Well clearly some changes in the compiler and/or runtime could bring us to where we want to be.


Andrei

December 23, 2016
On 12/23/2016 02:37 AM, Jacob Carlborg wrote:
> On 2016-12-22 19:19, Andrei Alexandrescu wrote:
>
>> Both of these are affordable with the current language (attributes) with
>> changes to druntime. Who wants to take this? -- Andrei
>
> What do you think about this idea [1]?
>
> [1] http://forum.dlang.org/post/npptbk$2mk0$1@digitalmars.com

It looks like a solid traditional approach. It would be great to explore approaches where D's unique features would bring a strategic advantage. -- Andrei
December 23, 2016
On Friday, 23 December 2016 at 16:25:13 UTC, Piotrek wrote:
> In result I have to accept small obstacles and go on. Otherwise I wouldn't go anywhere.
>
> So the real question is: what can we do and what should we do with the current amount of resources we have?

If you need a testing framework, try dunit https://wiki.dlang.org/Libraries_and_Frameworks#Unit_Testing_Framework
December 23, 2016
On Friday, 23 December 2016 at 17:22:48 UTC, Kagamin wrote:
> On Friday, 23 December 2016 at 16:25:13 UTC, Piotrek wrote:
>> In result I have to accept small obstacles and go on.

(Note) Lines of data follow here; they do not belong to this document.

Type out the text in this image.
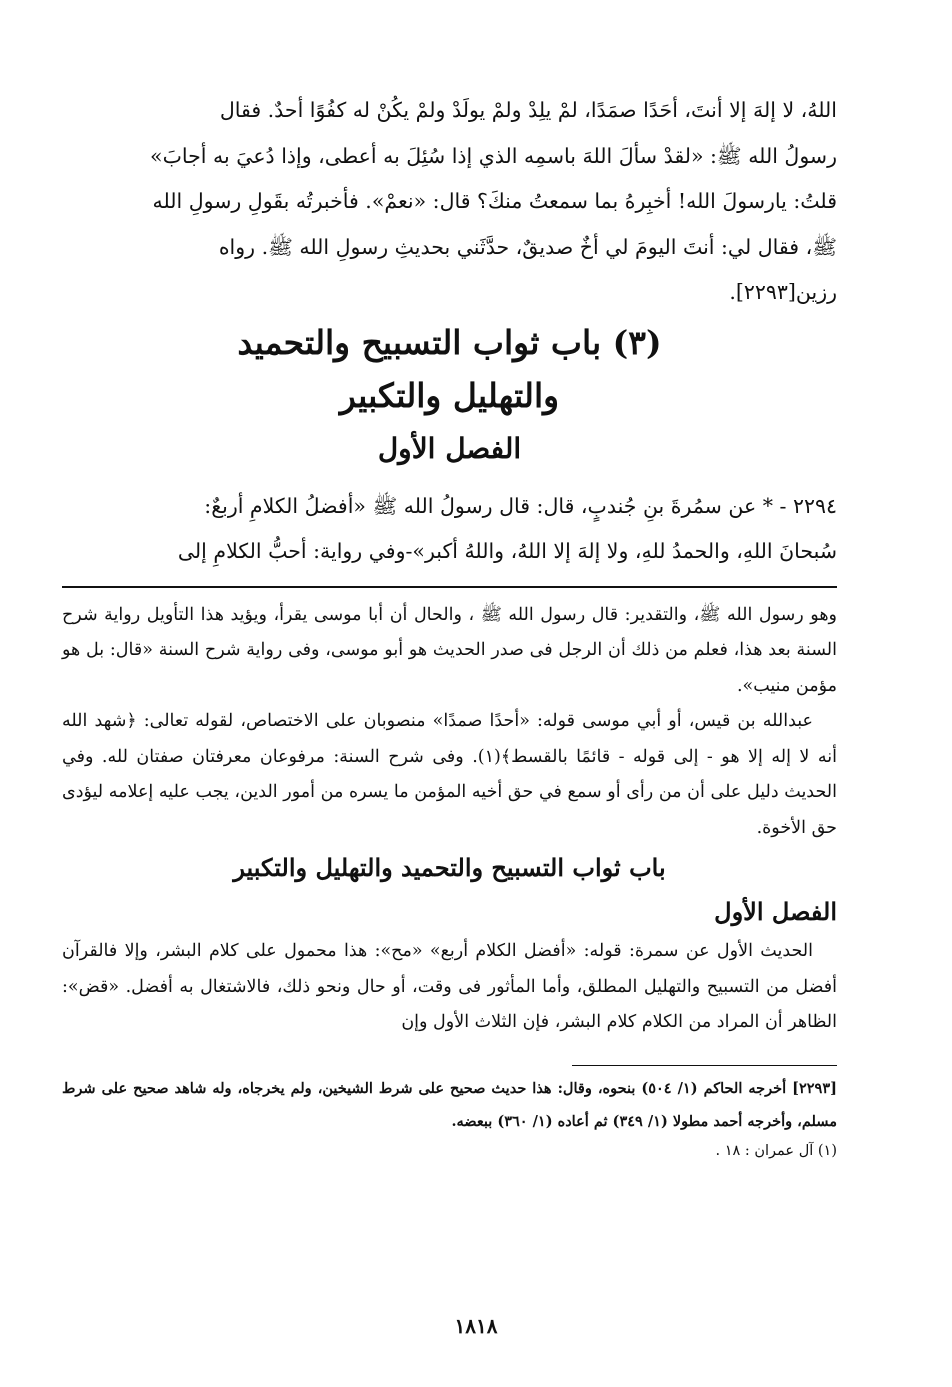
اللهُ، لا إلهَ إلا أنتَ، أحَدًا صمَدًا، لمْ يلِدْ ولمْ يولَدْ ولمْ يكُنْ له كفُوًا أحدٌ. فقال

رسولُ الله ﷺ: «لقدْ سألَ اللهَ باسمِه الذي إذا سُئِلَ به أعطى، وإذا دُعيَ به أجابَ»

قلتُ: يارسولَ الله! أخبِرهُ بما سمعتُ منكَ؟ قال: «نعمْ». فأخبرتُه بقَولِ رسولِ الله

ﷺ، فقال لي: أنتَ اليومَ لي أخٌ صديقٌ، حدَّثَني بحديثِ رسولِ الله ﷺ. رواه

رزين[٢٢٩٣].

(٣) باب ثواب التسبيح والتحميد
والتهليل والتكبير
الفصل الأول

٢٢٩٤ - * عن سمُرةَ بنِ جُندبٍ، قال: قال رسولُ الله ﷺ «أفضلُ الكلامِ أربعٌ:

سُبحانَ اللهِ، والحمدُ للهِ، ولا إلهَ إلا اللهُ، واللهُ أكبر»-وفي رواية: أحبُّ الكلامِ إلى

وهو رسول الله ﷺ، والتقدير: قال رسول الله ﷺ ، والحال أن أبا موسى يقرأ، ويؤيد هذا التأويل رواية شرح السنة بعد هذا، فعلم من ذلك أن الرجل فى صدر الحديث هو أبو موسى، وفى رواية شرح السنة «قال: بل هو مؤمن منيب».

عبدالله بن قيس، أو أبي موسى قوله: «أحدًا صمدًا» منصوبان على الاختصاص، لقوله تعالى: ﴿شهد الله أنه لا إله إلا هو - إلى قوله - قائمًا بالقسط﴾(١). وفى شرح السنة: مرفوعان معرفتان صفتان لله. وفي الحديث دليل على أن من رأى أو سمع في حق أخيه المؤمن ما يسره من أمور الدين، يجب عليه إعلامه ليؤدى حق الأخوة.

باب ثواب التسبيح والتحميد والتهليل والتكبير
الفصل الأول

الحديث الأول عن سمرة: قوله: «أفضل الكلام أربع» «مح»: هذا محمول على كلام البشر، وإلا فالقرآن أفضل من التسبيح والتهليل المطلق، وأما المأثور فى وقت، أو حال ونحو ذلك، فالاشتغال به أفضل. «قض»: الظاهر أن المراد من الكلام كلام البشر، فإن الثلاث الأول وإن

[٢٢٩٣] أخرجه الحاكم (١/ ٥٠٤) بنحوه، وقال: هذا حديث صحيح على شرط الشيخين، ولم يخرجاه، وله شاهد صحيح على شرط مسلم، وأخرجه أحمد مطولا (١/ ٣٤٩) ثم أعاده (١/ ٣٦٠) ببعضه.

(١) آل عمران : ١٨ .

١٨١٨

Otherwise I wouldn't go anywhere.
>>
>> So the real question is: what can we do and what should we do with the current amount of resources we have?
>
> If you need a testing framework, try dunit https://wiki.dlang.org/Libraries_and_Frameworks#Unit_Testing_Framework

No. I want to use build-in unit testing.

Cheers,
Piotrek
December 23, 2016
On Friday, 23 December 2016 at 17:07:29 UTC, Atila Neves wrote:
> On Friday, 23 December 2016 at 16:28:58 UTC, Piotrek wrote:
>> On Friday, 23 December 2016 at 11:21:00 UTC, Atila Neves wrote:
>>> The worst is how useless plain `assert` is. But, all of these issues can (and have) be solved by libraries.
>>>
>>> Atila
>>
>> Cheers,
>> Piotrek
>>
>> Would assert fixing take into account it's presence in betterC code?
>
> Why would you care if the unittest build is betterC or not? The main build, sure, but it really shouldn't matter if the unit tests need druntime or the whole kitchen sink.
>
> Atila

I was referring to "assert" call in general here. I don't have enough experience for all betterC requirements. And I think I have never used unit tests and betterC switch together.

Cheers,
Piotrek
December 24, 2016
On 2016-12-23 18:12, Andrei Alexandrescu wrote:

> It looks like a solid traditional approach. It would be great to explore
> approaches where D's unique features would bring a strategic advantage.

I had hoped that D's unique features good be used on top of that low level library.